The Gaia spacecraft was launched by the European Space Agency in 2013 and has since then been regularly measuring the position and brightness of over a billion stars in our galaxy — the Milky Way galaxy — with unprecedented precision, equivalent to accurately determining the position of a single grain of sand on the moon to the millimetre.

An organization of hundreds of scientists across Europe processes the data coming in from the spacecraft and makes it accessible to the entire scientific community.

Prof. Tsevi Mazeh

The research group led by Prof. (emeritus) Tsevi Mazeh, from TAU’s Raymond and Beverly Sackler School of Physics and Astronomy, participates in the study of binary star systems discovered using the spacecraft data. The research was published in the prestigious journal Astronomy & Astrophysics.

The large sample of binary stars should also include systems which include a black hole – one of the rarest celestial objects in the universe. The existence of a black hole is one of the most amazing phenomena in the universe, the existence of which was predicted by Einstein’s theory of general relativity back in 1939.

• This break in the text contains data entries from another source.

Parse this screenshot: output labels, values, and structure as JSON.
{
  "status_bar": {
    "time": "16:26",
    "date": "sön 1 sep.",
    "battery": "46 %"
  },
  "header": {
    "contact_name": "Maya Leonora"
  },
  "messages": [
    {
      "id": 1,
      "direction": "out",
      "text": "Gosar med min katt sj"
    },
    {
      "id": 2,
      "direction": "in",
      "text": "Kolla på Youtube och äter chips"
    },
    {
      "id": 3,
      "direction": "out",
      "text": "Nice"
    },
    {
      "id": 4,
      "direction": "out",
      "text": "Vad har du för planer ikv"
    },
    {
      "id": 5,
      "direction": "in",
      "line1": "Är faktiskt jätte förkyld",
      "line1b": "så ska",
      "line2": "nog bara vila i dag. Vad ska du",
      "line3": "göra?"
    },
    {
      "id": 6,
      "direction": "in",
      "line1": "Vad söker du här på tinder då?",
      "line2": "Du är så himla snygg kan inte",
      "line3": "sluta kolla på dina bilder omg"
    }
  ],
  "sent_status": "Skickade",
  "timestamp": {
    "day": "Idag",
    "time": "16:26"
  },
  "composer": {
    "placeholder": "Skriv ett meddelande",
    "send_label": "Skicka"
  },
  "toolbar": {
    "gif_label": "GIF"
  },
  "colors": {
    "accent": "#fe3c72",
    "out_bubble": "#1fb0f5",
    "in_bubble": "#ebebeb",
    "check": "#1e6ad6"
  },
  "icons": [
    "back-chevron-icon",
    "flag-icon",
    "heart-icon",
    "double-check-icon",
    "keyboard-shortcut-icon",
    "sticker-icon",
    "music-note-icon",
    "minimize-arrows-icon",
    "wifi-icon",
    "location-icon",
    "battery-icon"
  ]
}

According to the accepted theory, when the fuel for the nuclear combustion process that takes place in the core of a star runs out, it collapses in on itself, towards its center. If the star is massive enough, all the remaining matter collapses into a single point of infinite density.

It is possible, therefore, to see the black hole as the “corpse” of a star that has ended its life cycle and collapsed in on itself. Astrophysicists are still trying to understand the extreme conditions that lead to the collapse of matter into the central point, and therefore every discovery of a black hole is accompanied by enormous excitement among astronomers.

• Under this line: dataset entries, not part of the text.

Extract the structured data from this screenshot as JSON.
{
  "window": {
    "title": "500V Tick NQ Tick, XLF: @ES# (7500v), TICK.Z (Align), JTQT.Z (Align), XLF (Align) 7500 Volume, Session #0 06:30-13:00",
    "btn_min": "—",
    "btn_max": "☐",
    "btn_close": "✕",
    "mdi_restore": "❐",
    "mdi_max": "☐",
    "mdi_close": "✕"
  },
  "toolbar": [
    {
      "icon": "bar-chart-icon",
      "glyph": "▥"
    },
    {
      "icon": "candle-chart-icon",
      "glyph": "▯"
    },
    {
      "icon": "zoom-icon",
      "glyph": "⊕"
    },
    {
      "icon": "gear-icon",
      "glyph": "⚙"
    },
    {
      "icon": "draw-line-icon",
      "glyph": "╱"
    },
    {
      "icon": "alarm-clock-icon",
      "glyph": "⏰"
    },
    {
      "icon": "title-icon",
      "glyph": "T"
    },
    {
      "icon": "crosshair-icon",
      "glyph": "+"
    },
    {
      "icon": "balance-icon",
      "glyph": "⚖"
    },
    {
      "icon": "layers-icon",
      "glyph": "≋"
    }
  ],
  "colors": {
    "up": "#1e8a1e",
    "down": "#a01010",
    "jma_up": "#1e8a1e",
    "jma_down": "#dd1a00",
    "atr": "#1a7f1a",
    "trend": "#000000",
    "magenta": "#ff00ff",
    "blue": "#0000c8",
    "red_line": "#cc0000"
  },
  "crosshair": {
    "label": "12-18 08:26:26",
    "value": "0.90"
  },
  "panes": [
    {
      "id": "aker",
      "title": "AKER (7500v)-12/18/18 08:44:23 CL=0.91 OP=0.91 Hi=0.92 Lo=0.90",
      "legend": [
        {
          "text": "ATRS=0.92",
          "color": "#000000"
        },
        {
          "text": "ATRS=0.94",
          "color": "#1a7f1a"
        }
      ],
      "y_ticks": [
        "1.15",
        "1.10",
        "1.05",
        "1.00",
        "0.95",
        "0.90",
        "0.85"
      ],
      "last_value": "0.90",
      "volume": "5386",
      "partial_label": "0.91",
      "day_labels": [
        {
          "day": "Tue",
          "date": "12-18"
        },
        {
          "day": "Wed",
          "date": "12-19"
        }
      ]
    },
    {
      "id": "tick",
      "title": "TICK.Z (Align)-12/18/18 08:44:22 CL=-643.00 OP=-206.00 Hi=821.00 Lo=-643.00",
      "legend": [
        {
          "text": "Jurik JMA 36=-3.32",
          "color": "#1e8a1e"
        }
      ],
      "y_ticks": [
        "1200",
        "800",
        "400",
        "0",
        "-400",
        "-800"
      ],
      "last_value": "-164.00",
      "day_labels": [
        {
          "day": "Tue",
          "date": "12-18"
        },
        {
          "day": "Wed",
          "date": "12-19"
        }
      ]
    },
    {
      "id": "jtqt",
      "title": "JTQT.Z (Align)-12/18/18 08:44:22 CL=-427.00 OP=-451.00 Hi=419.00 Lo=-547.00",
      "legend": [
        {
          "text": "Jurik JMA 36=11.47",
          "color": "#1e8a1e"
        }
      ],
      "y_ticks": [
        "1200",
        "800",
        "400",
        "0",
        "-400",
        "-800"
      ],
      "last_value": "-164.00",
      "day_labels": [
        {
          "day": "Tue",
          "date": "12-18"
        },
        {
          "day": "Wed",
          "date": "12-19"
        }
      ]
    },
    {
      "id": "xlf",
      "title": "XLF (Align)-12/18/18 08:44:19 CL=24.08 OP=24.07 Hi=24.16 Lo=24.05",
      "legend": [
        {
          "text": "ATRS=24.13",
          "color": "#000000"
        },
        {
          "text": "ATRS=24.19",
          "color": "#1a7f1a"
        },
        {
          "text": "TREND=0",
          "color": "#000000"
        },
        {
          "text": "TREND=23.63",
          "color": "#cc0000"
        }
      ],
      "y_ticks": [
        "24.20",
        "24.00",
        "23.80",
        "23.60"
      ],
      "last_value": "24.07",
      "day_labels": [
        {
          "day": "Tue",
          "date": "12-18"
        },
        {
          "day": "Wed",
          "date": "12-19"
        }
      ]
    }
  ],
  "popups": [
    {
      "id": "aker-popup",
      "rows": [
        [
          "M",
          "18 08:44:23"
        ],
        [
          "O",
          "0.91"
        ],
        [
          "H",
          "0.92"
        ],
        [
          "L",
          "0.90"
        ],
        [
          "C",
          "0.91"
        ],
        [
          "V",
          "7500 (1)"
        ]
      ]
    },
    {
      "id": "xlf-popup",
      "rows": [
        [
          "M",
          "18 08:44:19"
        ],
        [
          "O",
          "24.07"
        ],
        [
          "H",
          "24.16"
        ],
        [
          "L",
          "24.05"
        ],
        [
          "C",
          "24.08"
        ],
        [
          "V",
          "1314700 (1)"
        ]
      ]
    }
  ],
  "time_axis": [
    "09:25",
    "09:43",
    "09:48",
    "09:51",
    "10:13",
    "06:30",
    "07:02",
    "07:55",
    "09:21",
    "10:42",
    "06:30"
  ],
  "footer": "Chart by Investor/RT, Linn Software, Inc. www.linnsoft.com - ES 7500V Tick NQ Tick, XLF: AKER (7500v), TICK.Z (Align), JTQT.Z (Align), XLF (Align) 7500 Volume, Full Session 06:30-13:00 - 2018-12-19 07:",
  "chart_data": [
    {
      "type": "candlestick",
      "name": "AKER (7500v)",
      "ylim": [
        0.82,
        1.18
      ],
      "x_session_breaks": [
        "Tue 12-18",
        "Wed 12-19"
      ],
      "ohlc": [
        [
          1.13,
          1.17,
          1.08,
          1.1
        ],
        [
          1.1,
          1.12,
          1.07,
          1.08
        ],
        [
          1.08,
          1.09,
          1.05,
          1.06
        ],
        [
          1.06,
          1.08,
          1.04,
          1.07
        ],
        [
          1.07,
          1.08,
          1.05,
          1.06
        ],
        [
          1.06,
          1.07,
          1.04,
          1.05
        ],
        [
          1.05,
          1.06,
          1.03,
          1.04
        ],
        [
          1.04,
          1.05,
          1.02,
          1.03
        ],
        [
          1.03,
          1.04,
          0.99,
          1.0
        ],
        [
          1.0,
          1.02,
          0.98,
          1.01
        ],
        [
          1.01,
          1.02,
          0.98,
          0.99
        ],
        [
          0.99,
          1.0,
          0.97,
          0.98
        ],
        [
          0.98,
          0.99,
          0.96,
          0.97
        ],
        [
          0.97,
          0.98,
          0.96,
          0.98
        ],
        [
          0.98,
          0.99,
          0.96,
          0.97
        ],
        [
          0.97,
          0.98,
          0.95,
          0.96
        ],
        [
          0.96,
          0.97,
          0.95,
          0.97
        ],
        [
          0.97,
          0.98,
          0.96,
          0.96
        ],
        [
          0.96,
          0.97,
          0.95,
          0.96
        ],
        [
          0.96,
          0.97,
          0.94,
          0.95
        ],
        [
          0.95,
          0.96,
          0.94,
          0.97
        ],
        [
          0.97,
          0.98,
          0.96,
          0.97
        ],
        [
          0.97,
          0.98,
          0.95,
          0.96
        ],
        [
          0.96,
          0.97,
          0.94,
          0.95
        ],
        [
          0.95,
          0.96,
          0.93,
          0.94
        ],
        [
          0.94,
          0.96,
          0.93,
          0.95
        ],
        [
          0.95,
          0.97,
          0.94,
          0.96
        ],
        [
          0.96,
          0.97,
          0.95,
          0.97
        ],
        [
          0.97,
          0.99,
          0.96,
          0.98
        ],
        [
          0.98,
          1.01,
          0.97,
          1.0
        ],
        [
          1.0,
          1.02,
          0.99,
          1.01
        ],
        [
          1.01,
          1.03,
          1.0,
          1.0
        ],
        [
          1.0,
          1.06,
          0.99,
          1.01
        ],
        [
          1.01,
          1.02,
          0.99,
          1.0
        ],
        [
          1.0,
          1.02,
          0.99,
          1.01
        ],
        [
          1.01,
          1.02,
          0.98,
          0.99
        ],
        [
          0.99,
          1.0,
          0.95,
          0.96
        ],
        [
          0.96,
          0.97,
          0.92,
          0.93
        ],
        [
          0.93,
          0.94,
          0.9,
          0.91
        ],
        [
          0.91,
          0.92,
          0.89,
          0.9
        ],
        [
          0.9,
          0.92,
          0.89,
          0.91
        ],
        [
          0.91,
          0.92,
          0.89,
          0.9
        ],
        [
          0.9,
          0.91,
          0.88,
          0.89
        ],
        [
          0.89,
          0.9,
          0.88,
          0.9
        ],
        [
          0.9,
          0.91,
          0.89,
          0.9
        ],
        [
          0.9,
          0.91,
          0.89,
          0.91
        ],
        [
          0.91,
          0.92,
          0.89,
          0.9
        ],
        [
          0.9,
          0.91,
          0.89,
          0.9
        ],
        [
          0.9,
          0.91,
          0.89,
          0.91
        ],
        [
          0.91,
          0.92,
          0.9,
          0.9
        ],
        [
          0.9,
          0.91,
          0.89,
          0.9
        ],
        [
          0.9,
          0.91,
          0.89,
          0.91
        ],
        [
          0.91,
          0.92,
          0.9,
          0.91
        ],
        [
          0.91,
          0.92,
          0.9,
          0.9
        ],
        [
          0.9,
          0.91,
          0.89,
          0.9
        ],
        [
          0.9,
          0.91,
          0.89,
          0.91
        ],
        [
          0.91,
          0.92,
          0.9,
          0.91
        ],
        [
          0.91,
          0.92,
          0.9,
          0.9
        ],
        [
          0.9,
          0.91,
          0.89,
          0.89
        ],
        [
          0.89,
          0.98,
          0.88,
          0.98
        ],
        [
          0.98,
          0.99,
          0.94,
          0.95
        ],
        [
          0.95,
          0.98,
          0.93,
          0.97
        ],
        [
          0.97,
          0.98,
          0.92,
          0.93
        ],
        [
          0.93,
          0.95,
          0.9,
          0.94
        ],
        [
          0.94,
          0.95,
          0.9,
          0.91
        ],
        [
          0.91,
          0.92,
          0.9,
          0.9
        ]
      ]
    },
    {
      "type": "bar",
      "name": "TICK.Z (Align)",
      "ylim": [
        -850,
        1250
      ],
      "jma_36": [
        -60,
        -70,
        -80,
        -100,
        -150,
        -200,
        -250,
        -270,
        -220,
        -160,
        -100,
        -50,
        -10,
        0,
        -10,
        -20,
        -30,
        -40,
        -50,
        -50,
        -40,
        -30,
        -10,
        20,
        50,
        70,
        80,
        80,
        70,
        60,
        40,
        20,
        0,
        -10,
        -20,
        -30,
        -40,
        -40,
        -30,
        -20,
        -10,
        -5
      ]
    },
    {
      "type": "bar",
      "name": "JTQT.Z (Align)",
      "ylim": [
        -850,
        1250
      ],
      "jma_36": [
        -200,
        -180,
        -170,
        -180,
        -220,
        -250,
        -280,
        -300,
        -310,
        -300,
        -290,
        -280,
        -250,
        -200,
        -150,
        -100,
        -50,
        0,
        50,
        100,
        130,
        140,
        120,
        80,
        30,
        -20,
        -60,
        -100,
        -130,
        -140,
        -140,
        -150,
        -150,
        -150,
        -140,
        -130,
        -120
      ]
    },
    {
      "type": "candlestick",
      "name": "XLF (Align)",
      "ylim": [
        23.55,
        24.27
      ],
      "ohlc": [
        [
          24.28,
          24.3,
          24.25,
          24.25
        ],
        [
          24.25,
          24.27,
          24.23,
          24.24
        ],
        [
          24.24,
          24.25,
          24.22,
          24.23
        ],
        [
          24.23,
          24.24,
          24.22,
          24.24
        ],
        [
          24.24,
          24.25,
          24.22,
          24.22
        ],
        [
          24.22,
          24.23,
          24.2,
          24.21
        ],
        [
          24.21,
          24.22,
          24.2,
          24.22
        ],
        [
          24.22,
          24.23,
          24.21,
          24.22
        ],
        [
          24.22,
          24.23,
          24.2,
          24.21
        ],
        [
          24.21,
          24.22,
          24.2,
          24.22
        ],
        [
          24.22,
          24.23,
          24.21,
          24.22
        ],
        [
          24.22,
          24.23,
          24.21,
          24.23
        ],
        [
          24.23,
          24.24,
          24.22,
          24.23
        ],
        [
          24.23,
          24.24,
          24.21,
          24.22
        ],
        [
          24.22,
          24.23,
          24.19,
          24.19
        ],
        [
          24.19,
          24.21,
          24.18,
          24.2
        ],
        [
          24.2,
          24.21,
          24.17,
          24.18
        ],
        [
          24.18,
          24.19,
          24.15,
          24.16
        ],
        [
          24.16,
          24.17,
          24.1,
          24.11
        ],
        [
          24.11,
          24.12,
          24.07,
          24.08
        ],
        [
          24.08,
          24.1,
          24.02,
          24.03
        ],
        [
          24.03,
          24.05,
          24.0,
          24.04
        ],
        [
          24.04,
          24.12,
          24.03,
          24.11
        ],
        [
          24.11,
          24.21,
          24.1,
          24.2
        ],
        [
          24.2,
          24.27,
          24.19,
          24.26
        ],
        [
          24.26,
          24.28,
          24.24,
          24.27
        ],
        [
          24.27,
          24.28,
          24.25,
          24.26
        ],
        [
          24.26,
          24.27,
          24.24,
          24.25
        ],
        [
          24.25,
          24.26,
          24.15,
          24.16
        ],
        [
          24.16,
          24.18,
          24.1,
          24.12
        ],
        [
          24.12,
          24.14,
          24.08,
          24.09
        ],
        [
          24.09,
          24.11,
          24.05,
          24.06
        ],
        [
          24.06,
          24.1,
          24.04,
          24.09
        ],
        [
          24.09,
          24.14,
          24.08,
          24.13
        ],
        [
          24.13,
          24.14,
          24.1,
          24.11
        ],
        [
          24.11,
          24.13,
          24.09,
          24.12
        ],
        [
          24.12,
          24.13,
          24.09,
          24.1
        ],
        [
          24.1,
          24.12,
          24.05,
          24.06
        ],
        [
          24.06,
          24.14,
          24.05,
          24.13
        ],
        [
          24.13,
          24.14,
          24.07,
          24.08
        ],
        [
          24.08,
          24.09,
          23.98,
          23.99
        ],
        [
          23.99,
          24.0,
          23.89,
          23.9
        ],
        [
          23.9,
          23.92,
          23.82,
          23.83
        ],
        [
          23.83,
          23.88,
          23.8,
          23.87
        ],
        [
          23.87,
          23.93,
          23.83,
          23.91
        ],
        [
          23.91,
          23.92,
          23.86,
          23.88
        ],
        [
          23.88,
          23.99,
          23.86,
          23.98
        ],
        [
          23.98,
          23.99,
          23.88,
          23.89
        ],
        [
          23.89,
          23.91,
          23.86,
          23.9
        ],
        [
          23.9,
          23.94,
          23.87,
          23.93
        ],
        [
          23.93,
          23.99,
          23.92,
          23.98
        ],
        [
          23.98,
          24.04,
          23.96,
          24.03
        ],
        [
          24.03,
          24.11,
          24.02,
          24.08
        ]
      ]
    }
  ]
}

It is very difficult to discover black holes, since light cannot overcome the strong gravitational force in its vicinity. When a black hole is in a binary system with a normal star, the motion of the visible star is used to measure the mass of its invisible partner and thus prove that it is indeed a black hole. Indeed, in a matter of just a few years, the Gaia spacecraft has already discovered two black holes.

With the expectation that the data that continues to be collected by the spacecraft will lead to the discovery of more black holes, Prof. Mazeh together with Prof. Laurent Eyer from the University of Geneva established a small team to find black holes using the spacecraft’s data, including scientists from France, Germany, Spain, Belgium, Poland and Switzerland.

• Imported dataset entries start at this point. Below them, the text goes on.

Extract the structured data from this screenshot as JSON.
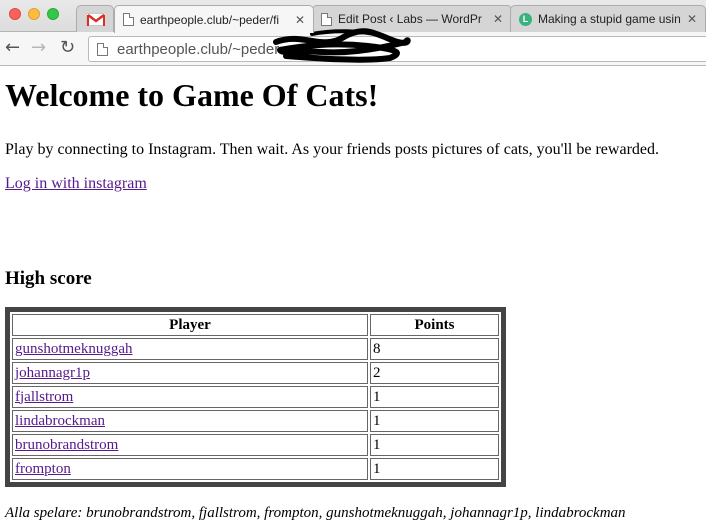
{
  "browser": {
    "tabs": [
      {
        "label": "",
        "icon": "gmail-icon"
      },
      {
        "label": "earthpeople.club/~peder/fi",
        "icon": "page-icon",
        "active": true
      },
      {
        "label": "Edit Post ‹ Labs — WordPr",
        "icon": "page-icon"
      },
      {
        "label": "Making a stupid game usin",
        "icon": "green-circle-icon",
        "icon_letter": "L"
      }
    ],
    "url": "earthpeople.club/~peder",
    "close_glyph": "✕"
  },
  "page": {
    "title": "Welcome to Game Of Cats!",
    "intro": "Play by connecting to Instagram. Then wait. As your friends posts pictures of cats, you'll be rewarded.",
    "login_link": "Log in with instagram",
    "highscore_heading": "High score",
    "table": {
      "headers": [
        "Player",
        "Points"
      ],
      "rows": [
        {
          "player": "gunshotmeknuggah",
          "points": "8"
        },
        {
          "player": "johannagr1p",
          "points": "2"
        },
        {
          "player": "fjallstrom",
          "points": "1"
        },
        {
          "player": "lindabrockman",
          "points": "1"
        },
        {
          "player": "brunobrandstrom",
          "points": "1"
        },
        {
          "player": "frompton",
          "points": "1"
        }
      ]
    },
    "all_players": "Alla spelare: brunobrandstrom, fjallstrom, frompton, gunshotmeknuggah, johannagr1p, lindabrockman"
  },
  "colors": {
    "visited_link": "#551a8b",
    "table_border": "#444444"
  }
}
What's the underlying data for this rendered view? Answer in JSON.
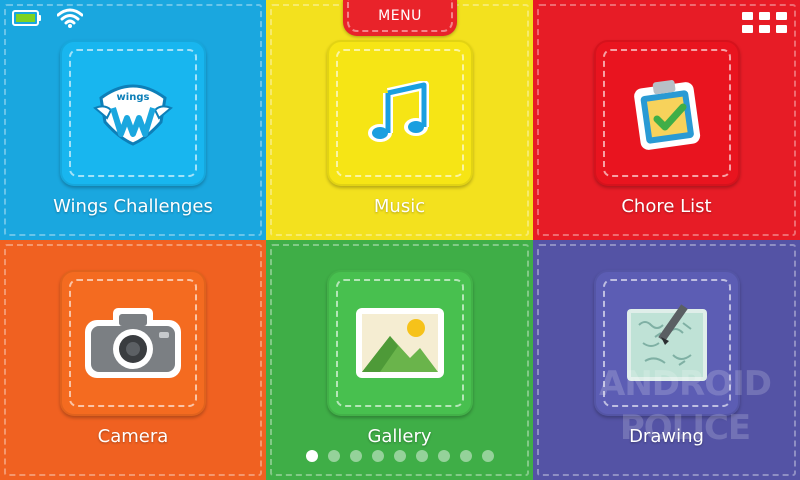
{
  "header": {
    "menu_label": "MENU"
  },
  "status": {
    "battery_icon": "battery-icon",
    "wifi_icon": "wifi-icon"
  },
  "apps": [
    {
      "label": "Wings Challenges",
      "icon": "wings-badge-icon",
      "icon_text": "wings",
      "color": "#1aa7df"
    },
    {
      "label": "Music",
      "icon": "music-note-icon",
      "color": "#f3e11e"
    },
    {
      "label": "Chore List",
      "icon": "clipboard-check-icon",
      "color": "#e71c26"
    },
    {
      "label": "Camera",
      "icon": "camera-icon",
      "color": "#f06121"
    },
    {
      "label": "Gallery",
      "icon": "gallery-image-icon",
      "color": "#3fae47"
    },
    {
      "label": "Drawing",
      "icon": "drawing-pencil-icon",
      "color": "#5453a5"
    }
  ],
  "pager": {
    "count": 9,
    "active_index": 0
  },
  "watermark": {
    "line1": "ANDROID",
    "line2": "POLICE"
  }
}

While examining the new data, the team came across a binary system containing a special black hole, the likes of which has never been found before, with a mass of 33 solar masses, around 1,500 light years away from us. The new black hole is more than three times heavier than any other known black hole in the Milky Way galaxy.

The binary system, named Gaia BH3, contains an ordinary star that seems to have formed more than ten billion years ago, when our galaxy was still very young. The star orbits the black hole in an 11-year cycle.

At the suggestion of Prof. Mazeh, it was decided to publish the sensational disclosure right now and not to wait until the orderly publication of all the systems that were discovered. The entire spacecraft team, including researchers from TAU — Prof. Shay Zucker, head of the Porter School of Environment and Earth Sciences, Dr. Simchon Faigler, Dr. Sahar Shahaf (now at the Weizmann Institute), Dr. Dolev Bashi (now at the University of Cambridge), Avraham Binnenfeld (research student) and Oded Orenstein (second year undergraduate student) — are listed as contributors to the scientific article published today which reports on the discovery.

Prof. Tsevi Mazeh said: “This is an exciting discovery of the heaviest black hole in a binary system known today in the galaxy. About thirty years passed from the first hypothesis of the existence of a black hole until the discovery of the first black hole, and more than fifty years passed before we were able to discover Gaia BH3 – the binary system with the longest cycle known today. It is amazing how humankind manages to navigate the vast expanses of the universe and discover such mysterious objects. I am convinced that the discovery will lead to a new mode of thinking regarding the presence and prevalence of the black holes that cruise through the expanses of our galaxy.”